Prisiones
Hay muchas maneras de estar prisionero. Las menos comunes son las prisiones físicas
Aunque parezca extraño, las prisiones son una invención relativamente nueva en la historia de la humanidad. Parece que hasta la edad media los calabozos y mazmorras eran lugares de paso, para que los proscritos no escaparan antes de la mutilación, expulsión o la pena de muerte. La novedad consistió en que pasaron de ser espacios de detención temporal a ser concebidos como centros penitenciarios; es decir, lugares donde se encierra a las personas por penitencia (expiación, enmienda, purga o reparación), para que paguen por delitos cometidos de manera física directa contra otros seres humanos o con actos contra el bienestar (económico, político o de otra índole contra la sociedad.
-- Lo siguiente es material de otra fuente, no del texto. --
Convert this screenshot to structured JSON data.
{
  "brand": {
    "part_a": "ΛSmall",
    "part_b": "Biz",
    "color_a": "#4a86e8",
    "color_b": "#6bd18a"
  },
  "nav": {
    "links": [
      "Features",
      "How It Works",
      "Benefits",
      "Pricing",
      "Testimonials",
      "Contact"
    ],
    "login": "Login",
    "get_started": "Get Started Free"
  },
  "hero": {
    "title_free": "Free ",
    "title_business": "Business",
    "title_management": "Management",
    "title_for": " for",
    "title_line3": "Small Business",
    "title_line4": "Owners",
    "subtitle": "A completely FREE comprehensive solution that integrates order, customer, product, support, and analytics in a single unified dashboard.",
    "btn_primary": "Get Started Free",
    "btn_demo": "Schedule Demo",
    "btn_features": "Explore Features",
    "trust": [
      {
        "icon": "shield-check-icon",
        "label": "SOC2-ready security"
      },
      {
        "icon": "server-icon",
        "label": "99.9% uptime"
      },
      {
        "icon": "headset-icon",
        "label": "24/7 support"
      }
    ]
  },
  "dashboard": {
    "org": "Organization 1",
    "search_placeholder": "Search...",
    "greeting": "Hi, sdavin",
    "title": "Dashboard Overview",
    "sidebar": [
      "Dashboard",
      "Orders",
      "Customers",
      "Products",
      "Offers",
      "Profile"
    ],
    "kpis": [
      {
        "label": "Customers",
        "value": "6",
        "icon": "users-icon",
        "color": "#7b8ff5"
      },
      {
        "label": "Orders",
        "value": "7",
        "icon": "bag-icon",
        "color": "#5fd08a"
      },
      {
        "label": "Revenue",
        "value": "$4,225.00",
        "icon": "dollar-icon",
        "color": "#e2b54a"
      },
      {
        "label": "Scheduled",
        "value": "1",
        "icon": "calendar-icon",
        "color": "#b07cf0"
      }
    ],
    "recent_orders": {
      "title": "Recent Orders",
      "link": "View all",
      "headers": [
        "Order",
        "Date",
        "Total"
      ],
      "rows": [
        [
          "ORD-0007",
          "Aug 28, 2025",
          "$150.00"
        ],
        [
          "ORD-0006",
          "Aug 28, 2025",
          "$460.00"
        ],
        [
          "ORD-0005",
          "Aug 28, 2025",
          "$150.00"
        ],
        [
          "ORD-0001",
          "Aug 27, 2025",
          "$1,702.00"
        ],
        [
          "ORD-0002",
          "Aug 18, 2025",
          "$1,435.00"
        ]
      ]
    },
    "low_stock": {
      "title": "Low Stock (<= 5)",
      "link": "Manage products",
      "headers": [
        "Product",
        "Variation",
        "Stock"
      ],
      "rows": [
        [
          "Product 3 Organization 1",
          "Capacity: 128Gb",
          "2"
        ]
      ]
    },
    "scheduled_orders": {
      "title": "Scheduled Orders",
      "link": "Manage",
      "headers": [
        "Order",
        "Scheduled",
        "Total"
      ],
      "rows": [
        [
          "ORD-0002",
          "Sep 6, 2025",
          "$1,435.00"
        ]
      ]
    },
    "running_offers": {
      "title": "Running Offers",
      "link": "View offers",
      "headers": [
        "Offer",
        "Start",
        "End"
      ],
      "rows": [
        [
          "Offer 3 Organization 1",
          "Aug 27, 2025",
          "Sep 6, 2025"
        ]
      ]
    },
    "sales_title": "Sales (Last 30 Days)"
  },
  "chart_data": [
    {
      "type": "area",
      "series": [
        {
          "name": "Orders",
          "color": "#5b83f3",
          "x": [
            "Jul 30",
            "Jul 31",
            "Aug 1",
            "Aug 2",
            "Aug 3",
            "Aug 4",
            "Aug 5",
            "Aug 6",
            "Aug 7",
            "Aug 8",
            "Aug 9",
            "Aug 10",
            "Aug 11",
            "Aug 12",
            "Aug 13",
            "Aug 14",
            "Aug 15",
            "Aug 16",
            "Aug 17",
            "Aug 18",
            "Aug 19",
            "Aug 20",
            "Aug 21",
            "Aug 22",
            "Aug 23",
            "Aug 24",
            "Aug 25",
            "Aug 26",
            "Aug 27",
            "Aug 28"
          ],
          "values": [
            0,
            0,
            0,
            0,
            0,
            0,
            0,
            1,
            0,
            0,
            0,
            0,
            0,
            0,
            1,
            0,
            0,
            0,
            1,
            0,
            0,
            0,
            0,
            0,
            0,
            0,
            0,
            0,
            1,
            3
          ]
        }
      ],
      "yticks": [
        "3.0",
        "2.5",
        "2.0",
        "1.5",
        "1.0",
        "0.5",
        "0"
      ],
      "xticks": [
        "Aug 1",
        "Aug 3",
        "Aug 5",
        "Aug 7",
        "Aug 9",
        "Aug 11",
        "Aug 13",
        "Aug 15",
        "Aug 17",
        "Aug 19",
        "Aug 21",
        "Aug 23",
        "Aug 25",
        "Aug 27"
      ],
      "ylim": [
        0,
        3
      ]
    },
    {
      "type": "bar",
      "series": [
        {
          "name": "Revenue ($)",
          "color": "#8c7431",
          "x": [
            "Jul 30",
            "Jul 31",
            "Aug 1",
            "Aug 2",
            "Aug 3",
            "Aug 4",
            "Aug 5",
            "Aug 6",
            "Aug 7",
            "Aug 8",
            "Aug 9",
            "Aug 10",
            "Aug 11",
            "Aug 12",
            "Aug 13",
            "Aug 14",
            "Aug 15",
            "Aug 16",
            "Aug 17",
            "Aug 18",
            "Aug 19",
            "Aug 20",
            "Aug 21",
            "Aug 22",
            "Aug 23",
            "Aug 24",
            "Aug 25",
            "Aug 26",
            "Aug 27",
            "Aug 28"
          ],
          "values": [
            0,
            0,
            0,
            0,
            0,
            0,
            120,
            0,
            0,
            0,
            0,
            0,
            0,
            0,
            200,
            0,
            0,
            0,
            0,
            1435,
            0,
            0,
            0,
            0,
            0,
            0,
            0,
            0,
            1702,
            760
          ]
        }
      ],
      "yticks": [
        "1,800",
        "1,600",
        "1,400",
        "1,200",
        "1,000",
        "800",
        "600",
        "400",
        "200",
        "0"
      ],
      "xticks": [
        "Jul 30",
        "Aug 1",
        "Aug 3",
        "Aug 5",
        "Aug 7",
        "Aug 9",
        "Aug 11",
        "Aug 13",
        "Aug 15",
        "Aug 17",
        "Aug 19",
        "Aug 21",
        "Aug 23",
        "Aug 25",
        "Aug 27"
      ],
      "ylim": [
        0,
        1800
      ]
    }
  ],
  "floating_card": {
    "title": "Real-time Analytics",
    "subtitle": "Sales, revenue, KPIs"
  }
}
Hay muchas maneras de estar prisionero. Las menos comunes son las prisiones físicas. Entre éstas hay una enorme variedad, desde las altamente sofisticas cárceles computarizadas en los países del norte y en algunos estados asiáticos (dicen que las de Japón son una maquinaria infernal y despersonalizada), hasta las penitenciarias “familiares” que hay en Bolivia, donde se alquilan cuartos, hay oferta de servicios internos, media pensión, cuarta pensión, talleres, niños con sus padres o madres o familias enteras y un largo etcétera de posibilidades.
En nuestras cárceles puede pasar de todo. Alguna vez se publicó la noticia de que presos de las cárceles de Oruro y de Trinidad le prestaron plata al alcaide para hacer reparaciones o para pagar servicios de agua y luz, por ejemplo. En el Chapare hay un par de casitas “acondicionadas” como prisión donde buenamente podrían entrar 25 personas en la que conviven hacinadas hasta tres centenas. El dato más espeluznante es que en las cárceles bolivianas cerca al 70% de las personas detenidas carecen de sentencia.
Otra perla de horror se encuentra en los centros correccionales para jóvenes infractores y en algunos hogares de acogida para la niñez, en los que por falta de recursos para la investigación y el posible viaje no se devuelve a sus hogares a niños y niñas perdidos, retenidos injustamente o sin comprobación de infracción, convirtiéndolos, como dijo un estudioso del tema, en “presos sin condena”.
El propio cuerpo también puede ser una temible prisión. Mentes y corazones jóvenes encerrados en la ancianidad de sus osamentas o intelectos brillantes y audaces incapaces de lograr que ninguno de sus músculos les obedezca. O, al revés, podemos sufrir físicamente el confinamiento al que nos someten nuestros prejuicios, rencores, desconfianzas, ignorancia y miedos: al otro, a la diferencia, a lo desconocido, a la libertad… Hay encierros políticos, barreras levantadas por discursos irresponsables o malintencionados.
Vigilar y castigar, ya lo expresó profundamente el pensador francés Michel Foucault, es una de las compulsiones más tenaces de los seres humanos. Por eso inventamos cárceles de piedra, murallas, pensamientos únicos, dogmas, panópticos físicos y mentales y trazamos las “líneas correctas”; por eso intentamos disciplinar a quien piensa diferente y castigamos la disidencia como si fuese traición. Por eso nos encerramos en nuestros propios límites, por eso cortamos nuestras propias alas.